A respeito de uma polêmica que surgiu mesmo antes do filme estrear nos cinemas, há pouco que se possa acrescentar. Se os chineses se sentem ofendidos não há o que discutir, uma vez que eles são os maiores detentores da certeza sobre a opinião do filme ter oferecido ou não um whitewashing (quando se coloca atores brancos para fazer papéis que deveriam ser de nativos). O problema maior a ser observado é que várias das grandes soluções da trama provém do tal “homem branco” interpretado por Damon, o que realmente é chato. Entretanto, a fim de balancear o caso, nota-se também uma crítica ao colocar dois desses personagens (em um total de três) como gananciosos, um mais que o outro, no caso de Ballard (Willem Dafoe, “Homem-Aranha“). Não deixa de ser uma crítica, mesmo que muito escondida dentro de um protagonismo exagerado de William Garin em relação a Comandante Lin Mei.

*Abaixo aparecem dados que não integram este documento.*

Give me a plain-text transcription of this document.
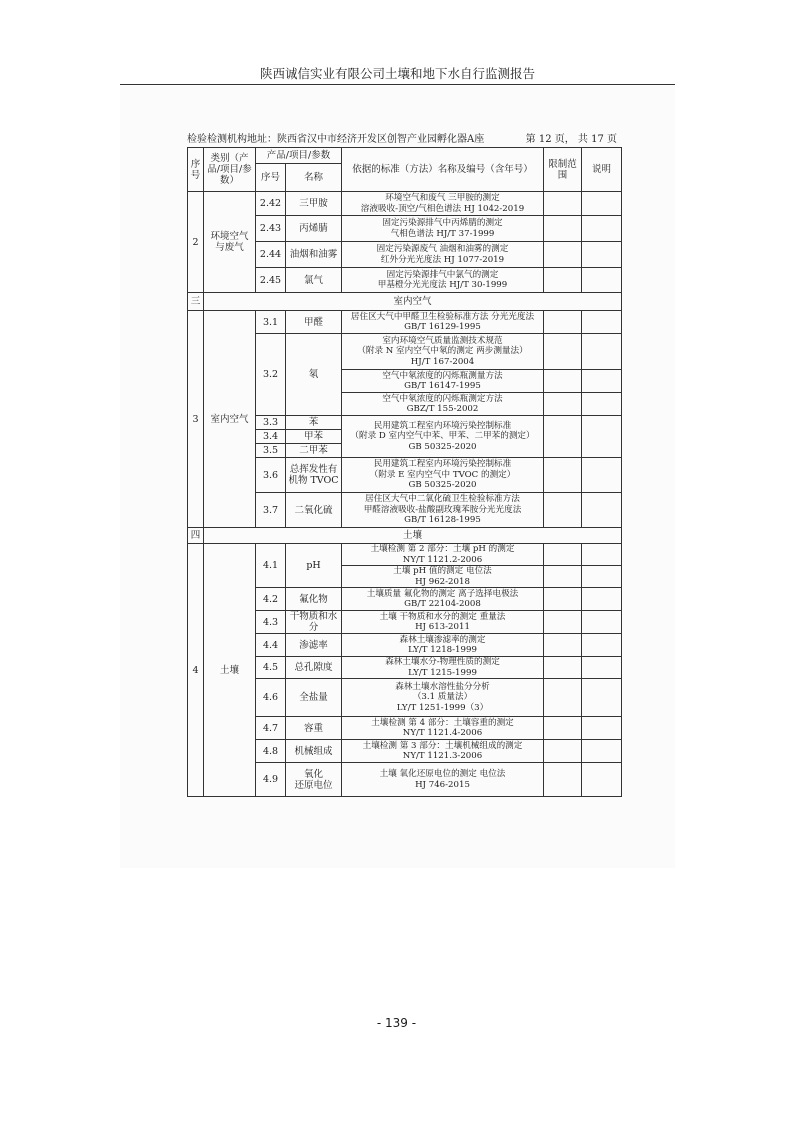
陕西诚信实业有限公司土壤和地下水自行监测报告
检验检测机构地址：陕西省汉中市经济开发区创智产业园孵化器A座	第 12 页， 共 17 页
序号	类别（产品/项目/参数）	产品/项目/参数		依据的标准（方法）名称及编号（含年号）	限制范围	说明
		序号	名称			
2	环境空气与废气	2.42	三甲胺	环境空气和废气 三甲胺的测定
溶液吸收-顶空/气相色谱法 HJ 1042-2019		
		2.43	丙烯腈	固定污染源排气中丙烯腈的测定
气相色谱法 HJ/T 37-1999		
		2.44	油烟和油雾	固定污染源废气 油烟和油雾的测定
红外分光光度法 HJ 1077-2019		
		2.45	氯气	固定污染源排气中氯气的测定
甲基橙分光光度法 HJ/T 30-1999		
三	室内空气					
3	室内空气	3.1	甲醛	居住区大气中甲醛卫生检验标准方法 分光光度法
GB/T 16129-1995		
		3.2	氡	室内环境空气质量监测技术规范
（附录 N 室内空气中氡的测定 两步测量法）
HJ/T 167-2004		
				空气中氡浓度的闪烁瓶测量方法
GB/T 16147-1995		
				空气中氡浓度的闪烁瓶测定方法
GBZ/T 155-2002		
		3.3	苯	民用建筑工程室内环境污染控制标准
（附录 D 室内空气中苯、甲苯、二甲苯的测定）
GB 50325-2020		
		3.4	甲苯			
		3.5	二甲苯			
		3.6	总挥发性有机物 TVOC	民用建筑工程室内环境污染控制标准
（附录 E 室内空气中 TVOC 的测定）
GB 50325-2020		
		3.7	二氧化硫	居住区大气中二氧化硫卫生检验标准方法
甲醛溶液吸收-盐酸副玫瑰苯胺分光光度法
GB/T 16128-1995		
四	土壤					
4	土壤	4.1	pH	土壤检测 第 2 部分：土壤 pH 的测定
NY/T 1121.2-2006		
				土壤 pH 值的测定 电位法
HJ 962-2018		
		4.2	氟化物	土壤质量 氟化物的测定 离子选择电极法
GB/T 22104-2008		
		4.3	干物质和水分	土壤 干物质和水分的测定 重量法
HJ 613-2011		
		4.4	渗滤率	森林土壤渗滤率的测定
LY/T 1218-1999		
		4.5	总孔隙度	森林土壤水分-物理性质的测定
LY/T 1215-1999		
		4.6	全盐量	森林土壤水溶性盐分分析
（3.1 质量法）
LY/T 1251-1999（3）		
		4.7	容重	土壤检测 第 4 部分：土壤容重的测定
NY/T 1121.4-2006		
		4.8	机械组成	土壤检测 第 3 部分：土壤机械组成的测定
NY/T 1121.3-2006		
		4.9	氧化
还原电位	土壤 氧化还原电位的测定 电位法
HJ 746-2015		
- 139 -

Mesmo apresentando alguns erros é fácil se divertir com “A Grande Muralha“. Um filme que não perde tempo em seu começo e já coloca o espectador dentro da aventura sem nem precisar explicar muito o cenário. Peca em sua trama central e quando tenta entregar diálogos edificantes para o protagonista, deixando claro que esse não é seu foco. O roteiro tentou estragar a efetiva direção de Yimou Zhang, mas o diretor acaba conseguindo prosperar. Volta a errar em seu segmento final, entretanto o resultado parecia já estar entregue: uma grande cena de batalha (grande mesmo!), Matt Damon dando show com novas habilidades, excelentes designs de monstros, detalhes da cultura de batalha dos chineses e uma trilha que funciona, por mais que, repetindo, é herdada dos trabalhos anteriores de seu compositor. Vale a visita.